The Hobby Lobby majority relied entirely on the Religious Freedom Restoration Act—which applies only to the federal government—and not the First Amendment, which applies also to state governments. Thus, this decision does not create a general protection from state regulations for private businesses and their religious convictions. It should be very persuasive precedent, however, for interpreting any state Religious Freedom Restoration Act. There are quite a number of these acts, and a lot of the florist/photographer/bakery versus gay marriage cases that have appeared in the news during the past year will now come out in a way that protects the rights of religious business owners. In all of these instances there have been other vendors who could supply the desired services, and thus there was no “least restrictive means” requirement to insist that the Christian vendor provide the service.

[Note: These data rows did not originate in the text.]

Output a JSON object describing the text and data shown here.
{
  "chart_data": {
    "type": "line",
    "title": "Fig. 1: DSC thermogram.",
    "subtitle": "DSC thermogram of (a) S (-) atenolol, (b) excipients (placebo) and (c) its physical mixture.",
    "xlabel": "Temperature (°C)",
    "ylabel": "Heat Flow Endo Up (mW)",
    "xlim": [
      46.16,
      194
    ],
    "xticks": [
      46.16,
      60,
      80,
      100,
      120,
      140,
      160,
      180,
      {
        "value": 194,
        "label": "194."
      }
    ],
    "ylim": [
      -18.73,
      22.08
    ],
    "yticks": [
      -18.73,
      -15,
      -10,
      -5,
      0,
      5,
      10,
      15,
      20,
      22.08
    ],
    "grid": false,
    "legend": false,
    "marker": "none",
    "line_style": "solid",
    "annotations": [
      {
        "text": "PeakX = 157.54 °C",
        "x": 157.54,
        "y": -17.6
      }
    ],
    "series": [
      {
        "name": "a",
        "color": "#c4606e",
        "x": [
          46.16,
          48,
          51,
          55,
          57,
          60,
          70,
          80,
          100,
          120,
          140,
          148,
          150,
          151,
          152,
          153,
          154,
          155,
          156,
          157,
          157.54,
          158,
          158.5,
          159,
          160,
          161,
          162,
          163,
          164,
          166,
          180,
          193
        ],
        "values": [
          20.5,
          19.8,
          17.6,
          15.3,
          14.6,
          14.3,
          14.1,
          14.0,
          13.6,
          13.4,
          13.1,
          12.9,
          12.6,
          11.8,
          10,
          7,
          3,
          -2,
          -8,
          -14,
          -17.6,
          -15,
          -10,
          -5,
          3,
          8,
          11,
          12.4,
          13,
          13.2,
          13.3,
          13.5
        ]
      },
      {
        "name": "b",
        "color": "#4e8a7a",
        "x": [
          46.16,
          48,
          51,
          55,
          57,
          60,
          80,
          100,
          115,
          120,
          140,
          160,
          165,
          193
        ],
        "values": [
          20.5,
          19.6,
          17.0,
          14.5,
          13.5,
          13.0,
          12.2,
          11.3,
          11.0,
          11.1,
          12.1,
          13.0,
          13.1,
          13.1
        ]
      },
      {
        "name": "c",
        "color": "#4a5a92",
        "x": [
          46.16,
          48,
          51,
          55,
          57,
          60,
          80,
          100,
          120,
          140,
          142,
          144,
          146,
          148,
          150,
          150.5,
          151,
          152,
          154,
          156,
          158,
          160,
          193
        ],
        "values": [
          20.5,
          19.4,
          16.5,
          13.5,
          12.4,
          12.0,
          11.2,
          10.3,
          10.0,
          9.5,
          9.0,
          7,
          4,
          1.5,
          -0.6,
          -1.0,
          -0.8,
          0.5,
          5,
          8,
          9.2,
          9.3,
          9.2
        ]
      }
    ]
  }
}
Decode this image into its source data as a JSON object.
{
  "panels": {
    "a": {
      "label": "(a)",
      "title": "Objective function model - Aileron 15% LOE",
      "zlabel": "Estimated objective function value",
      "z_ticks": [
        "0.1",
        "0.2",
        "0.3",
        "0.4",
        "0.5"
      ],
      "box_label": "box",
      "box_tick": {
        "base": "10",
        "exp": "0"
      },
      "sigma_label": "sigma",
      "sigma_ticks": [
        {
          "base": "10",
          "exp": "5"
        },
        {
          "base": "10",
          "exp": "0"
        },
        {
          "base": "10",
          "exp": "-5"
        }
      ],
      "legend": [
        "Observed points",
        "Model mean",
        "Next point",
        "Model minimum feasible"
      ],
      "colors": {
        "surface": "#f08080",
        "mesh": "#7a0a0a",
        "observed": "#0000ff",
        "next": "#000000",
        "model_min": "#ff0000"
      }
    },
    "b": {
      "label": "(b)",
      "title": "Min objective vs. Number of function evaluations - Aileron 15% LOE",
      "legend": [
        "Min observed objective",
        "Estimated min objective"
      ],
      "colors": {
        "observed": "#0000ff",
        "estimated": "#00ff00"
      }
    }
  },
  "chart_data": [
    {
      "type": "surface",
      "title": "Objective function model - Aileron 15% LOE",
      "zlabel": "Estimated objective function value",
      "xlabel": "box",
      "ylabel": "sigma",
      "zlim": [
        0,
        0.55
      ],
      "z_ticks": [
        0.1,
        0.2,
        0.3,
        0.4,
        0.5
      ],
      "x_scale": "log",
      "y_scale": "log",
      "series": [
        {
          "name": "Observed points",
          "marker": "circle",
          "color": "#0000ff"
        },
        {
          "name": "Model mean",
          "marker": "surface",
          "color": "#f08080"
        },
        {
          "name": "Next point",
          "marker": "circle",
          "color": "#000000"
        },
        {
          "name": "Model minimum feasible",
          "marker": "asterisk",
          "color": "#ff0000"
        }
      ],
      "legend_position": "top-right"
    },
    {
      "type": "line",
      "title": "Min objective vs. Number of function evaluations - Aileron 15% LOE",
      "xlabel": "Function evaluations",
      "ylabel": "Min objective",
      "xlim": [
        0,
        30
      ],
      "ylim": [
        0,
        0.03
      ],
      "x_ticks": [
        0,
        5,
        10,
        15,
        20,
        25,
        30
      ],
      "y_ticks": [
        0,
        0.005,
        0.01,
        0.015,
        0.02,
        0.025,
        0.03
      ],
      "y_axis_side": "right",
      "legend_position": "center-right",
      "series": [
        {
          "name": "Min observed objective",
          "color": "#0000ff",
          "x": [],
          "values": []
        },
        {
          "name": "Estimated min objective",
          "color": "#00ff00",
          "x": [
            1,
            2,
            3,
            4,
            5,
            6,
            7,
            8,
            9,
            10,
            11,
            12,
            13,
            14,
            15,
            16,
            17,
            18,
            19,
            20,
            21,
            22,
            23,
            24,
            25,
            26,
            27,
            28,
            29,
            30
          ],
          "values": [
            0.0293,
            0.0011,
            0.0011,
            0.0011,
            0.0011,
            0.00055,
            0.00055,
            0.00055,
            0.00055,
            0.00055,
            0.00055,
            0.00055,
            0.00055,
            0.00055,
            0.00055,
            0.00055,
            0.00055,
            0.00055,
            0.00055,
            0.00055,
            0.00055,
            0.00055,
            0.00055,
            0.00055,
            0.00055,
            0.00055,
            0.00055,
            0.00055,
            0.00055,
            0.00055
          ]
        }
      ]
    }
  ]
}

Indeed, the Court may well have not taken certiorari earlier this year on the photography versus gay marriage case out of New Mexico because Hobby Lobby essentially decides that case, and in the right direction for people of faith. Some will not like this outcome, but it is one of the few legal breaks for people of faith in the recent past in a legal and political environment that has become increasingly and aggressively secular.
Could this ruling have some unintended consequences? Could it lead to the assertion of corporate religious interests over the consciences of employees? One suspects that business and corporate interests will try at times to push it in this direction. Perhaps they may find a judge or two sympathetic to their goals. But there is no reasonable basis in the decision to justify such outcomes, and no real threat of them gaining any real traction. On the contrary, Justice Kennedy’s concurrence makes it clear that he sides with the dissent in ruling that the health-care services involved do represent a compelling interest, and the rights of women to these services must be protected.
That Justice Kennedy is the swing vote should remind people that the Court is not poised to engage in a radical shift of religious rights from individuals to corporations. His concurrence signals that he will join the dissent if such an attempt is made. In the meantime, the faith community owes the Green family and their legal allies a debt of gratitude. Because of their commitment, faithfulness, and perseverance in standing for their religious beliefs, religion will not be just a hobby that must be left in the lobby whenever one enters the business world.
Author: Nicholas P. Miller
Nicholas Miller, Ph.D., is an attorney and associate professor of church history at Andrews University, Berrien Springs, Michigan. He is the author of the The Religious Roots of the First Amendment (New York: Oxford University Press, 2012), which more fully develops the theme of this article.